Деньги были выплачены Марии Львовне сполна. Часть из них — в виде большого имения. Теперь уже от подруги своей должна была она получать проценты со своего столь некрасиво приобретенного капитала. Однако же деньги получала она столь нерегулярно и настолько реже, чем дружеские излияния вперемешку с извинениями-жалобами на стесненные обстоятельства, что последние годы ее прошли в нищете. Она жила в Париже (художник бросил ее) и стремительно спивалась. А весной пятьдесят третьего года в русское посольство в Париже явился некий француз средних лет (последний ее и поступивший очень честно сожитель) и принес толстую пачку писем — скончавшаяся Мария Львовна завещала их Огареву. И еще француз принес небольшую сумму денег, а из писем Огарев явственно понял, что капитала своего Мария Львовна от подруги так и не получила. Теперь он являлся наследником и потребовал от Панаевой деньги. Многочисленные, но неловкие увертки ее довели конфликт до суда. Процесс тянулся долго, вели его доверенные лица Огарева, и пришлось Авдотье Панаевой все возвратить сполна. Ей и тому сутяжнику, который тоже хорошо нагрел руки.

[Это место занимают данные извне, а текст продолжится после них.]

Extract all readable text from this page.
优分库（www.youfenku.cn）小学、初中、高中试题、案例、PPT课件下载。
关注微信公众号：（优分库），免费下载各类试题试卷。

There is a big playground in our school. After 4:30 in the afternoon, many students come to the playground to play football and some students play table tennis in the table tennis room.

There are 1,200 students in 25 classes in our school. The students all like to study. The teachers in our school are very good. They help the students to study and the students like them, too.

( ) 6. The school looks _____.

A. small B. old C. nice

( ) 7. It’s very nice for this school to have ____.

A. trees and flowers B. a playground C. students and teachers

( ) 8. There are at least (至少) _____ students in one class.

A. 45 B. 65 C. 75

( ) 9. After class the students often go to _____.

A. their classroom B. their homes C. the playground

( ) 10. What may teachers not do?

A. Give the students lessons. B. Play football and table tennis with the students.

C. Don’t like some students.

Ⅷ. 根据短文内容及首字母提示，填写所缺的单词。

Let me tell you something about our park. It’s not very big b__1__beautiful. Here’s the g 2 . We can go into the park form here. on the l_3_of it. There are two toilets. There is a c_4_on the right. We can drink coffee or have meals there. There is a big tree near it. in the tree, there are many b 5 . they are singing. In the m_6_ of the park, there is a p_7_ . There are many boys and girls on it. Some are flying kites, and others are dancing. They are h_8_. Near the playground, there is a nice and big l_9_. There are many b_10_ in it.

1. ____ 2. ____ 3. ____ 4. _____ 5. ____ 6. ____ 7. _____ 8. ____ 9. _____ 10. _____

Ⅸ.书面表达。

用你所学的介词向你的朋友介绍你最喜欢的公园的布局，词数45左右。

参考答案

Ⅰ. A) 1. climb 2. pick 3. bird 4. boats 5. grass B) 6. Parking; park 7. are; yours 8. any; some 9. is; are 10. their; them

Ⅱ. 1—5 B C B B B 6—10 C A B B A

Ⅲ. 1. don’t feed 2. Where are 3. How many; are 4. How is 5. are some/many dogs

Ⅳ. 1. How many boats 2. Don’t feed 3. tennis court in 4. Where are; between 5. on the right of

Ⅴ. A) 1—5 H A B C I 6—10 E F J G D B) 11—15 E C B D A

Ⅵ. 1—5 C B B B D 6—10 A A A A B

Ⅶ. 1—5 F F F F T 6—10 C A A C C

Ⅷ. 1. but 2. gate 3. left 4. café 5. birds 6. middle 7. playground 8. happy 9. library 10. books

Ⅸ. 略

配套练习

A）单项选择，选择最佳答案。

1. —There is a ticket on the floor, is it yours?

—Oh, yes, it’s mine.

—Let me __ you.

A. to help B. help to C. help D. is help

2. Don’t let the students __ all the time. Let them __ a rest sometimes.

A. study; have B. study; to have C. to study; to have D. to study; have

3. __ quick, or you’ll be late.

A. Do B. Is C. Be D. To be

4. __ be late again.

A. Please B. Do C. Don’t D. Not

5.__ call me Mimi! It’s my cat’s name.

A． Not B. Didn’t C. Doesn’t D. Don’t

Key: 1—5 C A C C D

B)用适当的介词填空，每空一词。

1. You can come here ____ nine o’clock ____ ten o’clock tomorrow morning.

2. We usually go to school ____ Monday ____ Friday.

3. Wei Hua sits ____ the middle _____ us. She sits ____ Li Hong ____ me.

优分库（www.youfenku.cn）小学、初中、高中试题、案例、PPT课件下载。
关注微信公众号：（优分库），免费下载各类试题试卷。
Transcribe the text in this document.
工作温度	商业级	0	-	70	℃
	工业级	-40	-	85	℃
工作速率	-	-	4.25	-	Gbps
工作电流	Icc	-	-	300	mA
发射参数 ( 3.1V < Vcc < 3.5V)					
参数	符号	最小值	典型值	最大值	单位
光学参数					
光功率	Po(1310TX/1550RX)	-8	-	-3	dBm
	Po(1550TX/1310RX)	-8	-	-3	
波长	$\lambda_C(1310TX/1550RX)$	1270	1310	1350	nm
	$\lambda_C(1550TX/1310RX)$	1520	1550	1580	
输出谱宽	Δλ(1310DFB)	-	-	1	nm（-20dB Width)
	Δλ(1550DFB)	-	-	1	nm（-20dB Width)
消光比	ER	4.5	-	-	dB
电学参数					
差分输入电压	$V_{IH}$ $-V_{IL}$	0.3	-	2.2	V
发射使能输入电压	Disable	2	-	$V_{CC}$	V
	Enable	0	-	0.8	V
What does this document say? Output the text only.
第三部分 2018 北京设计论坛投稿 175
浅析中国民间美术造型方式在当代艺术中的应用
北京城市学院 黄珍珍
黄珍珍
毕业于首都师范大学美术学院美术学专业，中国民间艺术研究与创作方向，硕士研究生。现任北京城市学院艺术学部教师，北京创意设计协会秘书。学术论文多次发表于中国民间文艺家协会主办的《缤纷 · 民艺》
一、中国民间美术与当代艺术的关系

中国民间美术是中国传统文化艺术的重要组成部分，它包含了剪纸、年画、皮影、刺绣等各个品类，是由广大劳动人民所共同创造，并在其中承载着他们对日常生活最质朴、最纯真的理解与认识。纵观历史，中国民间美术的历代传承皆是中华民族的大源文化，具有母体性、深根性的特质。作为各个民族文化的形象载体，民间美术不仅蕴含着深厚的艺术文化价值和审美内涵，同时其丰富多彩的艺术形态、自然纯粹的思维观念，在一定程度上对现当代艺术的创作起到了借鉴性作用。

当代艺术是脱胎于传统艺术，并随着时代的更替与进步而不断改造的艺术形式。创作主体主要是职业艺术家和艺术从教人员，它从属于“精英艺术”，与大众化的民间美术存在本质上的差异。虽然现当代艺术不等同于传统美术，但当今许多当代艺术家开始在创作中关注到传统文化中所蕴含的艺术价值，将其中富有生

Эту всю историю привели мы здесь не для того, чтобы завершить судьбу первой любви и женитьбы Огарева и не для полноты картины его материальных дел (ибо деньги эти Огарев так и не получил, доверенное лицо — приятель и родственник его — проиграл их в карты), а совсем по иной причине. Дело в том, что густая тень грязного этого дела легла в свое время на Некрасова. И он мужественно принял ее. Да, он был советчиком Панаевой по всем вопросам, да, сохранились его письма к Марии Львовне, свидетельствующие неопровержимо об участии и совете. Но существует еще одно письмо, и оно снимает с него все обвинения. В свое время письмо это не могло быть известно.
Слухи и сплетни вокруг огаревского наследства и нечистоплотности всего совершающегося росли и ширились. В участии Некрасова было убеждено множество людей. Уже выходил «Колокол», и Герцен не пожалел для Некрасова многих слов. Уже Некрасов ездил в Лондон, чтобы объясниться, и Герцен его не принял, отослав холодную и язвительную записку: «…Причина, почему я отказал себе в удовольствии вас видеть, — единственно участие Ваше в известном деле о требовании с Огарева денежных сумм, которые должны были быть пересланы и потом, вероятно, по забывчивости, не были даже и возвращены Огареву… Вы оцените чувство деликатности, которое воспрещало мне видеться с вами до тех пор, пока я не имел доказательств, что вы были чужды этого дела… В ожидании этого объяснения позвольте мне остаться незнакомым с вами. А.И.Г.».
Представить доказательства — значило назвать Авдотью Панаеву единственной виновницей происшедшего, и Некрасов покинул Лондон. Только самые близкие знали правду. Некрасов молчал. Анненков, разделяя почти общую уверенность, метко и точно использовав неловкую фразу Некрасова, писал в своих воспоминаниях: «Некрасов выказал много печальной изворотливости, настойчивости и изобретательности, чтобы добиться своей цели — дарового захвата имения, и раз сказал в глаза Грановскому:
«Вы приобрели такую репутацию честности, что можете безвредно для себя сделать три, четыре подлости».